Electrical – GPS pinning parameters

documentationgps

I have a Venus634LPx GPS on a breakout board from SparkFun.

The documentation is very cryptic, so I did not manage to configure it manually through the UART (although I can read data from it). Luckily, the SkyTraq GPS Viewer & Configuration program works under wine (I'm on LinuxMint):

SkyTraq GPS Viewer

I still can't figure out what the pinning parameters mean. The closest thing to an explanation I found online is in a thread from 2009:

In many applications, the position and/or velocity is represented as point on a display. To make that point appear more visually stable and/or accurate to the end user, position pinning is implemented. In position pinning the reported position will not change unless some user-defined criteria are met.

The criteria can be set in pinning parameters.

Another website, where they use GPS to build a time server (similar to my own application), says:

This is what I did to configure my module:

  • Enabled position pinning
  • Disabled all NMEA strings except for GGA, GSA, GLL and ZDA
  • Set update rate to 1Hz and output sync to UTC
  • Set baud rate to 9600 (higher is not better!)

Application Note AN0003 from SkyTraq only gives the following relevant information:

Binary command to set pinning parameters

What do these parameters mean? Is any better documentation available?

Best Answer

I sent an email to SkyTraq, and they replied by sending me Application Note AN0025 v5 (Uploaded with permission).

There is a slight difference from the datasheet in how this note names the parameters:

  • Pinning speed PSPEED in km/h
  • Pinning threshold PTH in s (pinning cnt in datasheet)
  • Unpinning speed UPSPEED in km/h
  • Unpinning threshold UPTH in s (unpinning cnt in datasheet)
  • Unpinning distance UPDISTANCE in m

When the speed is below PSPEED for longer than duration PTH, it enters a "position pinned state", where the GPS module is considered stationary. The reported location will not move around at all, contrary to the normal behaviour where the location jumps around in a stochastic fashion.

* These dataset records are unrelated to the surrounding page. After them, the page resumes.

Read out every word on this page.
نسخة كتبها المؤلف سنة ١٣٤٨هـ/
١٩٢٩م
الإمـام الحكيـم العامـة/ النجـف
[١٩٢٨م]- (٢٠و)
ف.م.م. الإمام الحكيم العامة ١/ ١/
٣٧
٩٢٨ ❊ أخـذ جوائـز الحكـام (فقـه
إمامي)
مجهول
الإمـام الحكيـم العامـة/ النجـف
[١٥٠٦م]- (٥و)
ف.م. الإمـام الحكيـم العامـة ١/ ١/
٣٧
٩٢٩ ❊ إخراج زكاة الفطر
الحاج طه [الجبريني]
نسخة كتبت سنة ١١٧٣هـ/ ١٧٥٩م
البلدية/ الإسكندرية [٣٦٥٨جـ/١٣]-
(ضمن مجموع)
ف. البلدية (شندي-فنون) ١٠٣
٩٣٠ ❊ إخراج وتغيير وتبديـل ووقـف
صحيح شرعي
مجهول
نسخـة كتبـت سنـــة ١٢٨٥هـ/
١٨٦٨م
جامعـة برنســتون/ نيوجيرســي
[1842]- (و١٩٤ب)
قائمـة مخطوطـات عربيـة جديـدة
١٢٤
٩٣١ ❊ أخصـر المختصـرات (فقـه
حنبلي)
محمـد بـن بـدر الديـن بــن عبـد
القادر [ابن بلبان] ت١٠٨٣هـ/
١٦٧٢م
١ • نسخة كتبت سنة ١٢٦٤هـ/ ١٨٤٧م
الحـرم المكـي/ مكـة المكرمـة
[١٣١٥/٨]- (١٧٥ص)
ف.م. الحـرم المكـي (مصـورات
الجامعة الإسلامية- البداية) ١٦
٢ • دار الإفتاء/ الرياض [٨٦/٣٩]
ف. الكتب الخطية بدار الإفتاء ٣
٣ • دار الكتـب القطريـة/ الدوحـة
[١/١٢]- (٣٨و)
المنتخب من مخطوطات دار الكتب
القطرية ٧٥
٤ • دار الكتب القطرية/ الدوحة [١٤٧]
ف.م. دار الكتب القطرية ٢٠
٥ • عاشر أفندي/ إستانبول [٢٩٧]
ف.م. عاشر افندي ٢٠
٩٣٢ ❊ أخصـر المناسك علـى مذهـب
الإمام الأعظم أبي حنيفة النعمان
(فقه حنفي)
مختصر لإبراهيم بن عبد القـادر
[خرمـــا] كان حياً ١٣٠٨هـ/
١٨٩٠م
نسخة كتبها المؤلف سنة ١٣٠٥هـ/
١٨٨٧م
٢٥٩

If there is a 3D fix, it will return to the normal "unpinned" state when the speed exceeds UPSPEED for longer than UPTH. If the fix is only 2D or intermittent, it takes longer (see pp.4–5). In either case, if the position of the GPS module has drifted by more than UPDISTANCE, it will also "unpin".

The application note says nothing about the purpose of this feature. I have an unconfirmed suspicion that pinning the location might improve the GPS time estimate on stationary devices.